Wednesday, June 08, 2011

Improving education in Ohio?

From THE Journal today:
"Effective teachers know and communicate subject matter and design curriculum, instruction, and multiple assessments. They know about diverse student populations, use data and technology effectively for all, communicate effectively with parents and other staff, conduct action research to improve their practice, and implement existing research containing significant findings. They are ethical and learner-centered in their approach setting high expectations and contributing to the academic, social, and emotional growth of their learners."
And then this from Cleveland:
"The teacher-recruitment group recently singled out by the governor and state legislature as a way to improve education in Ohio has started planning to put recruits in the state - possibly in the Cleveland schools - by the fall of 2012. ... Until this spring, Ohio law blocked Teach for America recruits from Ohio schools because they do not follow normal teacher training and certification programs. Gov.

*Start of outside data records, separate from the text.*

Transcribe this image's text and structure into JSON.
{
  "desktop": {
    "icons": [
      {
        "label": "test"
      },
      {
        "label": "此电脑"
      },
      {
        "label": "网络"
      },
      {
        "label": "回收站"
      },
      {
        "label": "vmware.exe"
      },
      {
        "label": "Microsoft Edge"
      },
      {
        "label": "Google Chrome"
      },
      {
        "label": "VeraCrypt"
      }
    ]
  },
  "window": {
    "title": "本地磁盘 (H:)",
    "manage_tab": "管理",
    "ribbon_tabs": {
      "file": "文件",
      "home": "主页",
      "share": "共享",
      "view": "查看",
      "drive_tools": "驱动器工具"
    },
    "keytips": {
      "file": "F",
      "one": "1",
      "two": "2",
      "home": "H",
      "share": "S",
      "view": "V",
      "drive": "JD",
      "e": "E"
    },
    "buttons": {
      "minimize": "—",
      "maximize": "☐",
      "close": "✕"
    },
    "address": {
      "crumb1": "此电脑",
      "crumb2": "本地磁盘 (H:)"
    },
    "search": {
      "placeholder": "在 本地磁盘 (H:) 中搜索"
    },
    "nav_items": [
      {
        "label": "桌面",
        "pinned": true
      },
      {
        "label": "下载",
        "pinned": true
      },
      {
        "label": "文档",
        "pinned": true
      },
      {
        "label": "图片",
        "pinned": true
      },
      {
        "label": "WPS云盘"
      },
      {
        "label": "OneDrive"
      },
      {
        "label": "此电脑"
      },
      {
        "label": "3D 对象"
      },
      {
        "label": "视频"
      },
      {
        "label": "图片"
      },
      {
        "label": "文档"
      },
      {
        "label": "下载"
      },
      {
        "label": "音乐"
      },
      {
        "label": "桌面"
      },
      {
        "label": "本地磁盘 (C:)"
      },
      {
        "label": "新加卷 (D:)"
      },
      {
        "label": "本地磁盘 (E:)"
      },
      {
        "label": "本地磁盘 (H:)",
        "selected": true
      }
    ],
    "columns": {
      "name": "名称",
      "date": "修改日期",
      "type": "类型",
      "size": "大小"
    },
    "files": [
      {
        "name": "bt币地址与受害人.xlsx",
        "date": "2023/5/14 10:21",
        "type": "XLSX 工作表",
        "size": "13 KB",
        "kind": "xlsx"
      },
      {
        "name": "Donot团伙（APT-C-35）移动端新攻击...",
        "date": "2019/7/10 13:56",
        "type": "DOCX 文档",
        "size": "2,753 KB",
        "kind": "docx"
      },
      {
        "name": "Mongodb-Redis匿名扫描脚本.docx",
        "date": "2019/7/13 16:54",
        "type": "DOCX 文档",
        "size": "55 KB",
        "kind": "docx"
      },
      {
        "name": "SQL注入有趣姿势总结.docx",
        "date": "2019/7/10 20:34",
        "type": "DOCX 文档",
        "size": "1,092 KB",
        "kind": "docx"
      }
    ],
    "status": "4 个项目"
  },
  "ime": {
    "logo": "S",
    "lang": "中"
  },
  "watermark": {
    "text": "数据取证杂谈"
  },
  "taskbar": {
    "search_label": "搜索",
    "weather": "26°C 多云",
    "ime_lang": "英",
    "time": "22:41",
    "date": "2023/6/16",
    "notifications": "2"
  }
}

John Kasich and the state legislature waived the certification requirement specifically for Teach for America in April."

"TFA participants get "five weeks of intensive training .. before taking over a classroom". --source
So in Ohio we are improving education by placing teachers with 5 weeks of training and a 2 year commitment into classrooms; although I've no doubt TFA folks are temporarily passionate (read 2 year commitment) about serving the children and they are bright, it escapes me how they, with that training can be termed effective teachers. My guess is they'll become employed primarily by charters and our large urban districts. Our children there, born into circumstances beyond their control, deserve far better. I'm wondering, if your child was a student in a classroom whose teacher had 5 weeks training, how comfortable would you be?